I've come across an error today and would like other people's opinions on a solution beyond what I have. The error is in a dataset. The data in the last column/field of the first and second row/record should be the same, and the second to last column/field of row/record 1 is always "1". The problem is when this is not so and and the steps needed to correct it.
The incorrect data is as such, in a file called "sample.txt":
5@Comedia @5@3@2@3@1/2 @3@1.6 @1@2 1/2@11@14 1/4
3@Melanistic@3@4@2@4@1 1/2@4@2 3/4@3@5 @2 @4 3/4
2@Pure @4@5@5@5@3 1/2@5@4 3/4@5@8 @3 @6 1/2
4@Profit @2@2@1@2@1.6 @1@1.6 @2@2 1/2@4 @6 1/2
1@Whammy @1@1@1@1@1.6 @2@1.6 @4@5 1/2@5 @8 1/4
The correct data should look like this:
5@Comedia @5@3@2@3@1/2 @3@1.6 @1@2 1/2 @1@4 3/4
3@Melanistic@3@4@2@4@1 1/2@4@2 3/4@3@5 @2@4 3/4
2@Pure @4@5@5@5@3 1/2@5@4 3/4@5@8 @3@6 1/2
4@Profit @2@2@1@2@1.6 @1@1.6 @2@2 1/2 @4@6 1/2
1@Whammy @1@1@1@1@1.6 @2@1.6 @4@5 1/2 @5@8 1/4
My current solution is a multi-step process I have a feeling can be streamlined.
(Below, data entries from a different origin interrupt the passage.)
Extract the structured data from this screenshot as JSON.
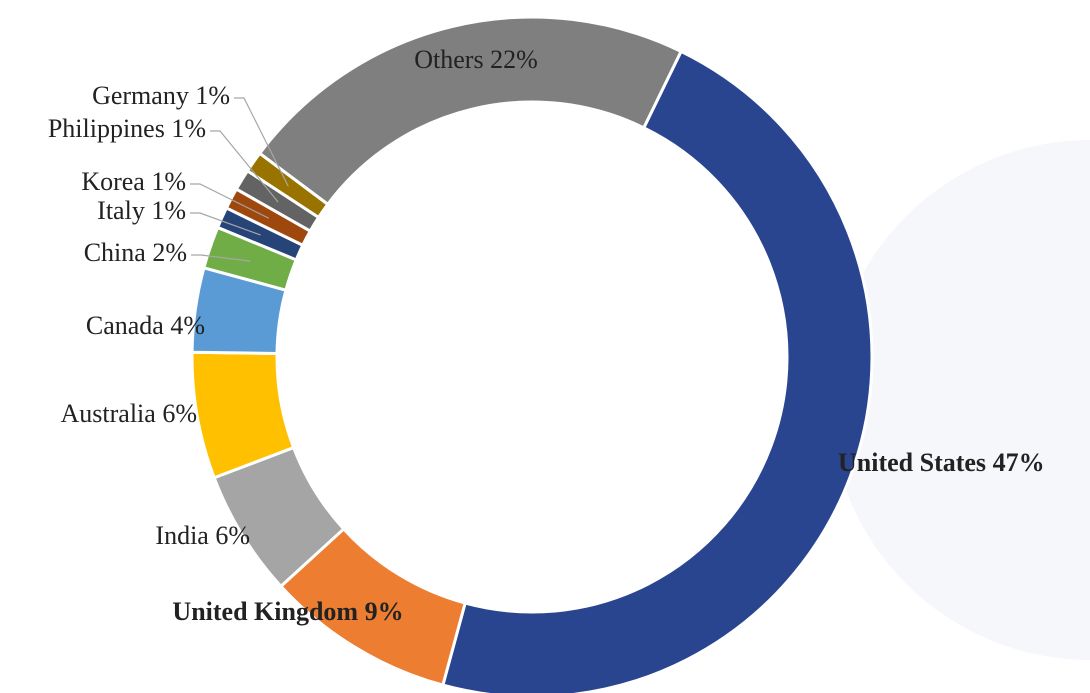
{
  "chart_data": {
    "type": "donut",
    "categories": [
      "United States",
      "United Kingdom",
      "India",
      "Australia",
      "Canada",
      "China",
      "Italy",
      "Korea",
      "Philippines",
      "Germany",
      "Others"
    ],
    "values": [
      47,
      9,
      6,
      6,
      4,
      2,
      1,
      1,
      1,
      1,
      22
    ],
    "value_labels": [
      "47%",
      "9%",
      "6%",
      "6%",
      "4%",
      "2%",
      "1%",
      "1%",
      "1%",
      "1%",
      "22%"
    ],
    "colors": [
      "#2a4590",
      "#ed7d31",
      "#a5a5a5",
      "#ffc000",
      "#5b9bd5",
      "#70ad47",
      "#264478",
      "#9e480e",
      "#636363",
      "#997300",
      "#7f7f7f"
    ]
  }
}
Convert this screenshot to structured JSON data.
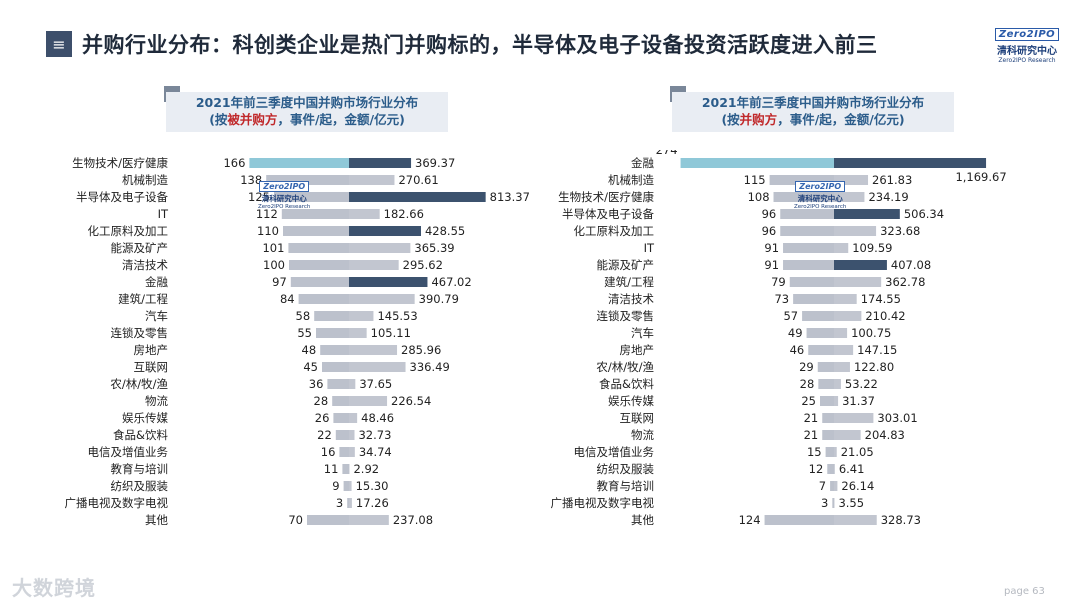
{
  "page": {
    "title_icon": "≡",
    "title": "并购行业分布：科创类企业是热门并购标的，半导体及电子设备投资活跃度进入前三",
    "logo": {
      "mark": "Zero2IPO",
      "cn": "清科研究中心",
      "en": "Zero2IPO Research"
    },
    "watermark": {
      "mark": "Zero2IPO",
      "cn": "清科研究中心",
      "en": "Zero2IPO Research"
    },
    "footer_brand": "大数跨境",
    "page_label": "page  63"
  },
  "colors": {
    "count_bar": "#bcc1cc",
    "count_bar_top": "#8fc8d8",
    "value_bar": "#c2c6d0",
    "value_highlight": "#3c526e"
  },
  "chart_data": [
    {
      "type": "bar",
      "title_line1": "2021年前三季度中国并购市场行业分布",
      "title_line2_pre": "(按",
      "title_line2_red": "被并购方",
      "title_line2_post": "，事件/起，金额/亿元)",
      "categories": [
        "生物技术/医疗健康",
        "机械制造",
        "半导体及电子设备",
        "IT",
        "化工原料及加工",
        "能源及矿产",
        "清洁技术",
        "金融",
        "建筑/工程",
        "汽车",
        "连锁及零售",
        "房地产",
        "互联网",
        "农/林/牧/渔",
        "物流",
        "娱乐传媒",
        "食品&饮料",
        "电信及增值业务",
        "教育与培训",
        "纺织及服装",
        "广播电视及数字电视",
        "其他"
      ],
      "count_labels": [
        "166",
        "138",
        "125",
        "112",
        "110",
        "101",
        "100",
        "97",
        "84",
        "58",
        "55",
        "48",
        "45",
        "36",
        "28",
        "26",
        "22",
        "16",
        "11",
        "9",
        "3",
        "70"
      ],
      "value_labels": [
        "369.37",
        "270.61",
        "813.37",
        "182.66",
        "428.55",
        "365.39",
        "295.62",
        "467.02",
        "390.79",
        "145.53",
        "105.11",
        "285.96",
        "336.49",
        "37.65",
        "226.54",
        "48.46",
        "32.73",
        "34.74",
        "2.92",
        "15.30",
        "17.26",
        "237.08"
      ],
      "series": [
        {
          "name": "事件/起",
          "values": [
            166,
            138,
            125,
            112,
            110,
            101,
            100,
            97,
            84,
            58,
            55,
            48,
            45,
            36,
            28,
            26,
            22,
            16,
            11,
            9,
            3,
            70
          ]
        },
        {
          "name": "金额/亿元",
          "values": [
            369.37,
            270.61,
            813.37,
            182.66,
            428.55,
            365.39,
            295.62,
            467.02,
            390.79,
            145.53,
            105.11,
            285.96,
            336.49,
            37.65,
            226.54,
            48.46,
            32.73,
            34.74,
            2.92,
            15.3,
            17.26,
            237.08
          ]
        }
      ],
      "highlight_values": [
        "半导体及电子设备",
        "化工原料及加工",
        "金融"
      ]
    },
    {
      "type": "bar",
      "title_line1": "2021年前三季度中国并购市场行业分布",
      "title_line2_pre": "(按",
      "title_line2_red": "并购方",
      "title_line2_post": "，事件/起，金额/亿元)",
      "categories": [
        "金融",
        "机械制造",
        "生物技术/医疗健康",
        "半导体及电子设备",
        "化工原料及加工",
        "IT",
        "能源及矿产",
        "建筑/工程",
        "清洁技术",
        "连锁及零售",
        "汽车",
        "房地产",
        "农/林/牧/渔",
        "食品&饮料",
        "娱乐传媒",
        "互联网",
        "物流",
        "电信及增值业务",
        "纺织及服装",
        "教育与培训",
        "广播电视及数字电视",
        "其他"
      ],
      "count_labels": [
        "274",
        "115",
        "108",
        "96",
        "96",
        "91",
        "91",
        "79",
        "73",
        "57",
        "49",
        "46",
        "29",
        "28",
        "25",
        "21",
        "21",
        "15",
        "12",
        "7",
        "3",
        "124"
      ],
      "value_labels": [
        "1,169.67",
        "261.83",
        "234.19",
        "506.34",
        "323.68",
        "109.59",
        "407.08",
        "362.78",
        "174.55",
        "210.42",
        "100.75",
        "147.15",
        "122.80",
        "53.22",
        "31.37",
        "303.01",
        "204.83",
        "21.05",
        "6.41",
        "26.14",
        "3.55",
        "328.73"
      ],
      "series": [
        {
          "name": "事件/起",
          "values": [
            274,
            115,
            108,
            96,
            96,
            91,
            91,
            79,
            73,
            57,
            49,
            46,
            29,
            28,
            25,
            21,
            21,
            15,
            12,
            7,
            3,
            124
          ]
        },
        {
          "name": "金额/亿元",
          "values": [
            1169.67,
            261.83,
            234.19,
            506.34,
            323.68,
            109.59,
            407.08,
            362.78,
            174.55,
            210.42,
            100.75,
            147.15,
            122.8,
            53.22,
            31.37,
            303.01,
            204.83,
            21.05,
            6.41,
            26.14,
            3.55,
            328.73
          ]
        }
      ],
      "highlight_values": [
        "金融",
        "半导体及电子设备",
        "能源及矿产"
      ]
    }
  ]
}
Any suggestions are highly appreciated.
1)Create a bash variable:
length=$(cat sample.txt |awk -F@ 'NR==2{print $NF}')
2)Create a file with the correct information in row 1:
awk -F@ -v l="$length" 'NR==1{$(NF-1)=1;$NF=l;print $0}' OFS=@ sample.txt >sample1.txt
3)Append the remaining info to the created correct row file
awk -F@ 'NR>1{print $0}' sample.txt >>sample1.txt
Is there an awk, sed, or Perl one liner (or combinations of pipes) that can accomplish the three steps above in one?